Is Convention, and the fear of disgrace and ostracism more powerful than Passion after all, or was it just common Decency that held sway in Newland Archer's case?
" ... I could not love thee quite so well loved I not honor more."
Good catch. Zizek must not have any fact-checkers review his articles.
...and I'd say that Archer's "character" was much stronger than that of our contemporaries.
Could it be
We need our fantasies
And fond illusions
More than we need
Mundane reality?
Did ancient astronauts
Visit Earth aeons ago,
Plant Colonies - perform
Wondrous Feats of Engineering
Still unexplained?
The eternal Mystery of
The Pyramids - The Sphinx
Stonehenge - Gigantic Chalk Figures,
Discernible only from great heights -
Easter Island - Machu Pichu?
The Origin of Man -
The miracles of Music -
Painting - Sculpture -
Poetry and Thought.
The Star of Bethlehem -
The Virgin Birth - The Magi -
Betrayal, Death and Resurrection?
Patterns of Migration?
Courtship Rituals?
Attachment - Dependency -
Illness - Abandonment -
Grief - Tedium -
Decline - Decay -
The eternal Search
For Acceptance - Appreciation -
Affection - Understanding -
ESCAPE!
~ FreeThinke
Could it be
Nietzsche - "On Truth and Lie in an Extra-Moral Sense"
It is strange that this should be the effect of the intellect, for after all it was given only as an aid to the most unfortunate, most delicate, most evanescent beings in order to hold them for a minute in existence, from which otherwise, without this gift, they would have every reason to flee as quickly as Lessing's son. [In a famous letter to Johann Joachim Eschenburg (December 31, 1778), Lessing relates the death of his infant son, who "understood the world so well that he left it at the first opportunity."] That haughtiness which goes with knowledge and feeling, which shrouds the eyes and senses of man in a blinding fog, therefore deceives him about the value of existence by carrying in itself the most flattering evaluation of knowledge itself. Its most universal effect is deception; but even its most particular effects have something of the same character.
The intellect, as a means for the preservation of the individual, unfolds its chief powers in simulation; for this is the means by which the weaker, less robust individuals preserve themselves, since they are denied the chance of waging the struggle for existence with horns or the fangs of beasts of prey. In man this art of simulation reaches its peak: here deception, flattering, lying and cheating, talking behind the back, posing, living in borrowed splendor, being masked, the disguise of convention, acting a role before others and before oneself—in short, the constant fluttering around the single flame of vanity is so much the rule and the law that almost nothing is more incomprehensible than how an honest and pure urge for truth could make its appearance among men. They are deeply immersed in illusions and dream images; their eye glides only over the surface of things and sees "forms"; their feeling nowhere lead into truth, but contents itself with the reception of stimuli, playing, as it were, a game of blindman's buff on the backs of things. Moreover, man permits himself to be lied to at night, his life long, when he dreams, and his moral sense never even tries to prevent this—although men have been said to have overcome snoring by sheer will power.

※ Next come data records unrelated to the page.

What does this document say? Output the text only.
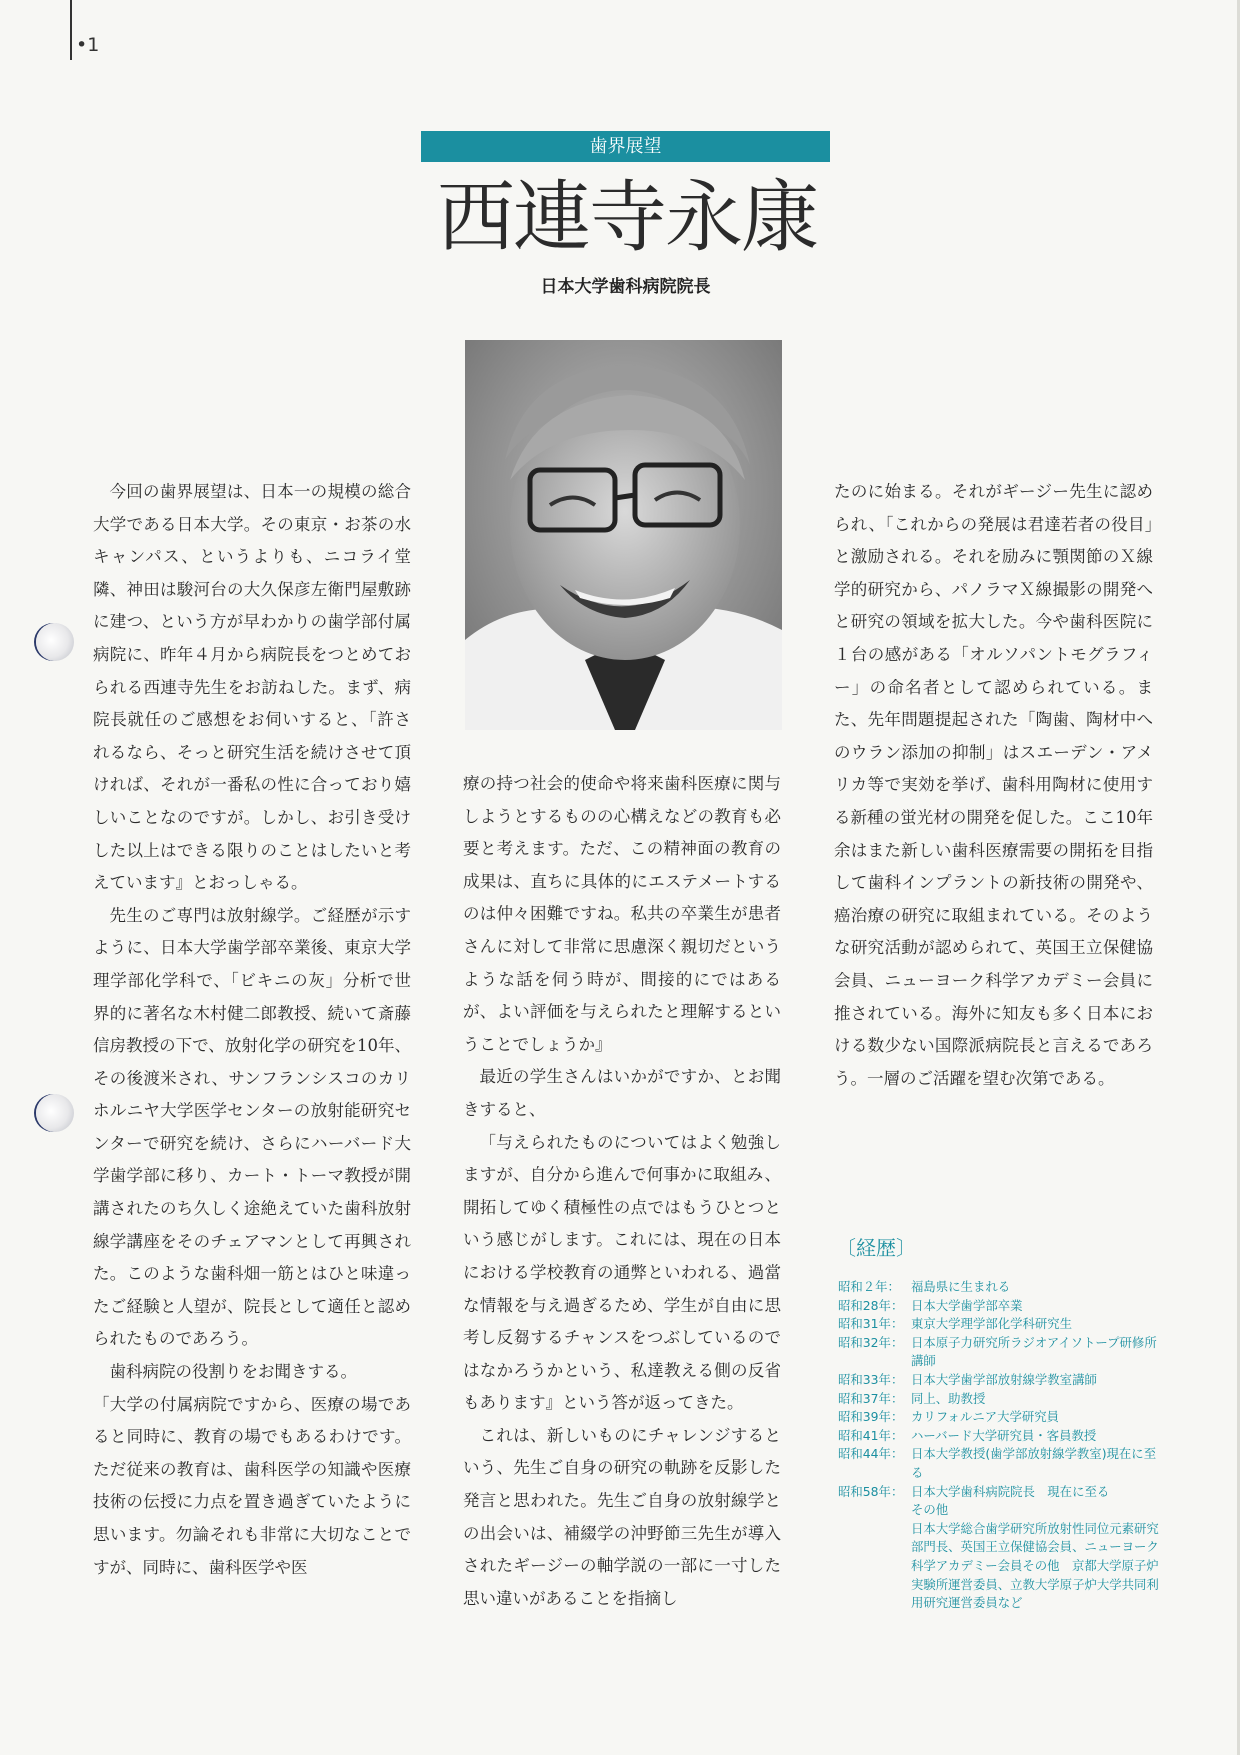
•1
歯界展望
西連寺永康
日本大学歯科病院院長

今回の歯界展望は、日本一の規模の総合大学である日本大学。その東京・お茶の水キャンパス、というよりも、ニコライ堂隣、神田は駿河台の大久保彦左衛門屋敷跡に建つ、という方が早わかりの歯学部付属病院に、昨年４月から病院長をつとめておられる西連寺先生をお訪ねした。まず、病院長就任のご感想をお伺いすると、「許されるなら、そっと研究生活を続けさせて頂ければ、それが一番私の性に合っており嬉しいことなのですが。しかし、お引き受けした以上はできる限りのことはしたいと考えています』とおっしゃる。

先生のご専門は放射線学。ご経歴が示すように、日本大学歯学部卒業後、東京大学理学部化学科で、「ビキニの灰」分析で世界的に著名な木村健二郎教授、続いて斎藤信房教授の下で、放射化学の研究を10年、その後渡米され、サンフランシスコのカリホルニヤ大学医学センターの放射能研究センターで研究を続け、さらにハーバード大学歯学部に移り、カート・トーマ教授が開講されたのち久しく途絶えていた歯科放射線学講座をそのチェアマンとして再興された。このような歯科畑一筋とはひと味違ったご経験と人望が、院長として適任と認められたものであろう。

歯科病院の役割りをお聞きする。

「大学の付属病院ですから、医療の場であると同時に、教育の場でもあるわけです。ただ従来の教育は、歯科医学の知識や医療技術の伝授に力点を置き過ぎていたように思います。勿論それも非常に大切なことですが、同時に、歯科医学や医

療の持つ社会的使命や将来歯科医療に関与しようとするものの心構えなどの教育も必要と考えます。ただ、この精神面の教育の成果は、直ちに具体的にエステメートするのは仲々困難ですね。私共の卒業生が患者さんに対して非常に思慮深く親切だというような話を伺う時が、間接的にではあるが、よい評価を与えられたと理解するということでしょうか』

最近の学生さんはいかがですか、とお聞きすると、

「与えられたものについてはよく勉強しますが、自分から進んで何事かに取組み、開拓してゆく積極性の点ではもうひとつという感じがします。これには、現在の日本における学校教育の通弊といわれる、過當な情報を与え過ぎるため、学生が自由に思考し反芻するチャンスをつぶしているのではなかろうかという、私達教える側の反省もあります』という答が返ってきた。

これは、新しいものにチャレンジするという、先生ご自身の研究の軌跡を反影した発言と思われた。先生ご自身の放射線学との出会いは、補綴学の沖野節三先生が導入されたギージーの軸学説の一部に一寸した思い違いがあることを指摘し

たのに始まる。それがギージー先生に認められ、「これからの発展は君達若者の役目」と激励される。それを励みに顎関節のＸ線学的研究から、パノラマＸ線撮影の開発へと研究の領域を拡大した。今や歯科医院に１台の感がある「オルソパントモグラフィー」の命名者として認められている。また、先年問題提起された「陶歯、陶材中へのウラン添加の抑制」はスエーデン・アメリカ等で実効を挙げ、歯科用陶材に使用する新種の蛍光材の開発を促した。ここ10年余はまた新しい歯科医療需要の開拓を目指して歯科インプラントの新技術の開発や、癌治療の研究に取組まれている。そのような研究活動が認められて、英国王立保健協会員、ニューヨーク科学アカデミー会員に推されている。海外に知友も多く日本における数少ない国際派病院長と言えるであろう。一層のご活躍を望む次第である。

〔経歴〕
昭和２年： 福島県に生まれる
昭和28年： 日本大学歯学部卒業
昭和31年： 東京大学理学部化学科研究生
昭和32年： 日本原子力研究所ラジオアイソトープ研修所講師
昭和33年： 日本大学歯学部放射線学教室講師
昭和37年： 同上、助教授
昭和39年： カリフォルニア大学研究員
昭和41年： ハーバード大学研究員・客員教授
昭和44年： 日本大学教授(歯学部放射線学教室)現在に至る
昭和58年： 日本大学歯科病院院長　現在に至る
その他
日本大学総合歯学研究所放射性同位元素研究部門長、英国王立保健協会員、ニューヨーク科学アカデミー会員その他　京都大学原子炉実験所運営委員、立教大学原子炉大学共同利用研究運営委員など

What, indeed, does man know of himself! Can he even once perceive himself completely, laid out as if in an illuminated glass case? Does not nature keep much the most from him, even about his body, to spellbind and confine him in a proud, deceptive consciousness, far from the coils of the intestines, the quick current of the blood stream, and the involved tremors of the fibers? She threw away the key; and woe to the calamitous curiosity which might peer just once through a crack in the chamber of consciousness and look down, and sense that man rests upon the merciless, the greedy, the insatiable, the murderous, in the indifference of his ignorance—hanging in dreams, as it were, upon the back of a tiger. In view of this, whence in all the world comes the urge for truth?